3 a diagram showing the inverse gate current as a function of the gate-source voltage in the off state of a semiconductor switching element, and

4 a diagram showing the temperature-dependent determination of the inverse gate current in dependence on the voltage range used for the measurement of the gate-source voltage.

1 shows an embodiment of a circuit arrangement according to the invention 20 for driving a junction field effect transistor 10 , For example, the junction field effect transistor may be 10 to act a silicon carbide field effect transistor (SiC-JFET). The junction field effect transistor 10 includes a control terminal G (gate) and a first main terminal D (drain) and a second main terminal S (source). Between the first main terminal D and the second main terminal S, a channel is formed, through which a current can flow when the junction field effect transistor 10 is switched on. A between the second main terminal (S) and the first main terminal (D) existing body diode is with 11 characterized.

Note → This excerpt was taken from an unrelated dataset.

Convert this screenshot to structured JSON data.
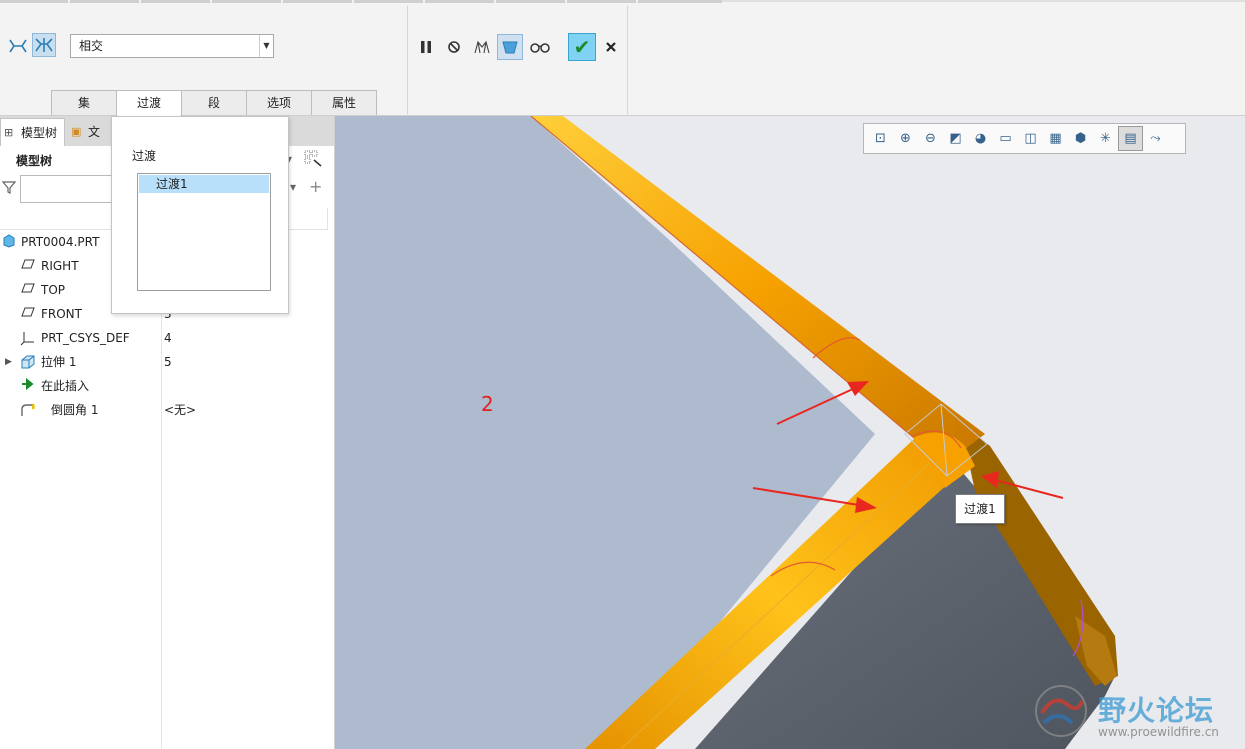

For example, the control terminal G of the junction field effect transistor is connected to a p-type region disposed in an n-type (substrate) material. The p-type region forms a p-n diode to the n-type material of the junction field effect transistor. A junction field effect transistor (JFET) is a semiconductor switching element which is turned on without a drive signal. Such a device is referred to as a "normally-on" semiconductor switching element. In order to prevent a current from flowing through the channel, it is necessary to apply a negative voltage to the control terminal G with respect to the second main terminal S to turn off the semiconductor switching element.

The circuit arrangement described in more detail below in detail 20 allows the determination of the temperature at the above-mentioned pn junction, ie the gate-source diode. In this case, the temperature during operation of the semiconductor switching element can be determined.

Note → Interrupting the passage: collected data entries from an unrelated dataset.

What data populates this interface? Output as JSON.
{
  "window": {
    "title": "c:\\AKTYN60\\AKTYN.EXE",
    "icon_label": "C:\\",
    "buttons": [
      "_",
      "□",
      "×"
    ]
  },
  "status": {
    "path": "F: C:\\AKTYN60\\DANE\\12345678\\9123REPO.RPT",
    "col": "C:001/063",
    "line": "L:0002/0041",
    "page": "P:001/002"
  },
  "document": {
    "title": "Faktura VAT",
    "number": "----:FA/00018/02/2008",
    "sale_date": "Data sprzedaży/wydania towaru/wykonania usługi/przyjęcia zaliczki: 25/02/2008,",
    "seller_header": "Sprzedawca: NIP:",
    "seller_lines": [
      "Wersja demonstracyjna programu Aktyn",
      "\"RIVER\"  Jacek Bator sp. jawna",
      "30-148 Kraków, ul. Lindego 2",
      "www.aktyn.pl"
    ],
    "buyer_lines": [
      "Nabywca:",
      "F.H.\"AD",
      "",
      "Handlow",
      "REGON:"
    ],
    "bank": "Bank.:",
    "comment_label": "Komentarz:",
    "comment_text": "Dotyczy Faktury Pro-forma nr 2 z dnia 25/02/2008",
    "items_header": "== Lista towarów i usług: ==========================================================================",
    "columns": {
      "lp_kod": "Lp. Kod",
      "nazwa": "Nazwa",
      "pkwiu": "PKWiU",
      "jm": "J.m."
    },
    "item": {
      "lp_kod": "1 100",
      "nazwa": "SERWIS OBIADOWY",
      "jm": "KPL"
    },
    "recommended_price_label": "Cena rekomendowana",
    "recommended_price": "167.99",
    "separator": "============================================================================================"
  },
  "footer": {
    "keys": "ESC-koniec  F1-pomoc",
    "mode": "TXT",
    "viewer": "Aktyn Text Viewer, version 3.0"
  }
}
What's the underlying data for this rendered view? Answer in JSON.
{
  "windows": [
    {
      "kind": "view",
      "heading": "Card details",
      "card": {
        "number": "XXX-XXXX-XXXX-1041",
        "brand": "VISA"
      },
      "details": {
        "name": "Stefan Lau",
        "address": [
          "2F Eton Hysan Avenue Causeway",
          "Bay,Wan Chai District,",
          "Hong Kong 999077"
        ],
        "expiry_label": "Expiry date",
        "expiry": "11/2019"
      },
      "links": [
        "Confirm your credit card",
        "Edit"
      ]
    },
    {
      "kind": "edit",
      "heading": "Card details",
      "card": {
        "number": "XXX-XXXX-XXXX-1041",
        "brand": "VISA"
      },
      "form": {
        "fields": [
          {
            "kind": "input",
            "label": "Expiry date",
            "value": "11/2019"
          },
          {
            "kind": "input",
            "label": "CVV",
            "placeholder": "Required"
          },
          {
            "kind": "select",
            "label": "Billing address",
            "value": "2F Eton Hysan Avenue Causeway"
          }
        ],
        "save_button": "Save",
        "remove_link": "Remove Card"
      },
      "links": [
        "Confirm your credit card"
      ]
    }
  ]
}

The circuit arrangement 20 includes a unit 21 for the detection of a desaturation, a fault memory 22 , one unity 23 for current detection and evaluation, a switching element 24 , a driver 25 , a gate 26 and a drive signal generating microprocessor 28 , The drive signal is a pulse width modulated signal (PWM signal) supplied by the microprocessor 28 is delivered. About the gate 26 , the input side further with an output of the fault memory 22 is connected, the PWM signal via the switching element 24 and the unit 23 for current detection and evaluation to the control terminal G of the junction field effect transistor 10 is applied, whereby the junction field effect transistor according to the drive signal is alternately turned off and turned on.

The unit 23 for current detection and evaluation is connected between the control terminal G and the second main terminal S. In the usual way is a resistance 27 (Gate resistance) between the unit 23 provided for current detection and evaluation and the control terminal G. The unit 21 for the detection of desaturation is connected to the first main terminal D (drain terminal). The unit 21 for detecting a desaturation detects which state (blocking or conducting) of the junction field effect transistor 10 having. This information is used to control the switching element 24 used. The switching element 24 is open when the junction field effect transistor 10 is switched off (ie JFET = OFF or OFF).

On the output side is the unit 21 for detecting desaturation with the driver 25 connected, the switching position of the switching element 24 for turning on and off the junction field effect transistor 10 controls. Further, the unit is 21 for the detection of the desaturation with the fault memory 22 coupled. If an error occurs, a corresponding error signal is sent to the gate 26 placed so that the at the exit of the gate 26 applied signal blocking the junction field effect transistor 10 sure. The unit 29 To hide overcurrent spikes (so-called "blanking time") receives the output signal of the gate 26 also. The unit 29 fades to overcurrent peaks, eg during commutation. On the output side is the unit 29 with the unit 21 connected to the detection of desaturation.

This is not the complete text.